Hispanics or Latinos in the United States tend not to see themselves as part of a single ethnic group but rather as part of a wildly diverse population, representing many different countries of origin and disparate political, cultural and social views, a new survey has found.
At the same time, Hispanics from the various Spanish-speaking countries do share a range of attitudes and experiences that distinguish them from people whose cultures are non-Hispanic, such as a reluctance to box themselves into one of the five racial categories identified by the U.S. Census, according to a comprehensive survey released yesterday by the Pew Hispanic Center and the Henry J. Kaiser Family Foundation.
In short, a complex process of assimilation and immigration is taking place in the nation's fast-growing and changing distinct Latino communities, the pollsters found. The survey of 2,929 Mexicans, Puerto Ricans, Cubans, Colombians, Dominicans and others from South and Central America reveals in charts and graphs what the nearly 13 percent of the nation's population identified as Hispanic already knew: Hispanics, or Latinos, are neither monolithic nor easy to categorize -- nor do they have unified political goals.
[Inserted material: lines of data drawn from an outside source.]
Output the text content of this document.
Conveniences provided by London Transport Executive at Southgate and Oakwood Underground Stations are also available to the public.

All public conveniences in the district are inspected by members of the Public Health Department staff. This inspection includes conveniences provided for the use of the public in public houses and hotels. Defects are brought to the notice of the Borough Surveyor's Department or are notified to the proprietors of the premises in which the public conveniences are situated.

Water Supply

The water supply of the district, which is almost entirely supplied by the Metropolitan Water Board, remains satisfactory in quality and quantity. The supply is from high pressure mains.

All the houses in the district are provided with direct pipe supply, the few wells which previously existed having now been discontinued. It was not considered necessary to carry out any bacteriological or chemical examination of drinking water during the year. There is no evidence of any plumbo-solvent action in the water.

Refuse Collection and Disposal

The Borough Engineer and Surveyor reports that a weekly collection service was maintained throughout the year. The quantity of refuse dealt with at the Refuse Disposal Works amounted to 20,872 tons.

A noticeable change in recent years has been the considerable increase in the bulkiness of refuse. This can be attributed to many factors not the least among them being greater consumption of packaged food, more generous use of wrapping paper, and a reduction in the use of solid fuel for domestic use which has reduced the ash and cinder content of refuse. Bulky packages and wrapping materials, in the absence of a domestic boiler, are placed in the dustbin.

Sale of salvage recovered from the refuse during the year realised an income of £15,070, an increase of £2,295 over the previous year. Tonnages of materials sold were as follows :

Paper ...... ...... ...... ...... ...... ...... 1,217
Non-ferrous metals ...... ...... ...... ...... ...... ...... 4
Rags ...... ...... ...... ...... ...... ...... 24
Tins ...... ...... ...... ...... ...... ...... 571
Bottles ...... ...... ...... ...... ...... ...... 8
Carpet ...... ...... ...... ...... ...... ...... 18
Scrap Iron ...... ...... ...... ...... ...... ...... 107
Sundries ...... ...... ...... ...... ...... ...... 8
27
Perhaps the single most unifying attitude among all the Hispanic groups surveyed is the overwhelming belief that learning English is essential to success in this country. Contrary to those who believe that "English only" laws are essential in preventing isolated pockets of Spanish-speaking communities from forming, those in Spanish-speaking communities say that learning English is absolutely essential -- a view, the survey found, that is reflected in how quickly the children of immigrants from Spanish-speaking countries assimilate into the dominant culture.
"I think it's very easy from the outside to see Latino neighborhoods and only see the large number of Spanish-speaking immigrants and paint a very static picture of a population that does not seem to be changing or assimilating," said Roberto Suro, director of the Pew Hispanic Center. "We see the assimilation from Spanish to English is almost complete in one generation." The survey found that six in 10 U.S.-born Latinos predominately speak English, while only a third are bilingual.
That Hispanics are assimilating faster than previously thought is borne out by cultural attitudes, Suro said. As Hispanics acquire English, their views change and become closer to the views of non-Hispanic Americans, according to the survey. "That's true of a whole range of issues," he said, "like abortion and divorce, on views on the American workplace and what it takes to succeed."
For politicians courting the "Hispanic vote," the survey suggests that the message must be specific rather than general. Cubans in Florida, for example, have different concerns than do Mexicans in California or Puerto Ricans, who alone among Hispanics are all born U.S. citizens. Politically, Puerto Ricans and Dominicans tend to be the most liberal, while Cubans are the most conservative, with Mexicans in the middle of the spectrum, the survey found. "It will be very difficult for an individual to tailor their political message if it's an ethnic message," Suro said.
The survey makes clear, Suro said, that Latinos are not going to be a minority group the same way African Americans are a minority group, with the unifying influence of being black and having a shared heritage. Only 43 percent of those surveyed believed that Latinos from different countries are working together to achieve common political goals, while 83 percent reported that Latinos discriminating against other Latinos is a problem, reflecting wide divisions among the groups.
"There's no sense of the kind of cohesion that would produce the kind of political mobilization that blacks have been able to create," Suro said, "nor the sense of shared identity. . . . One of the things that you see in the survey is that not only do Latinos resist easy categorization, they also in their self-identification resist lumping themselves together. You put those two factors together, you don't have a single cohesive group that's going to fall into line together."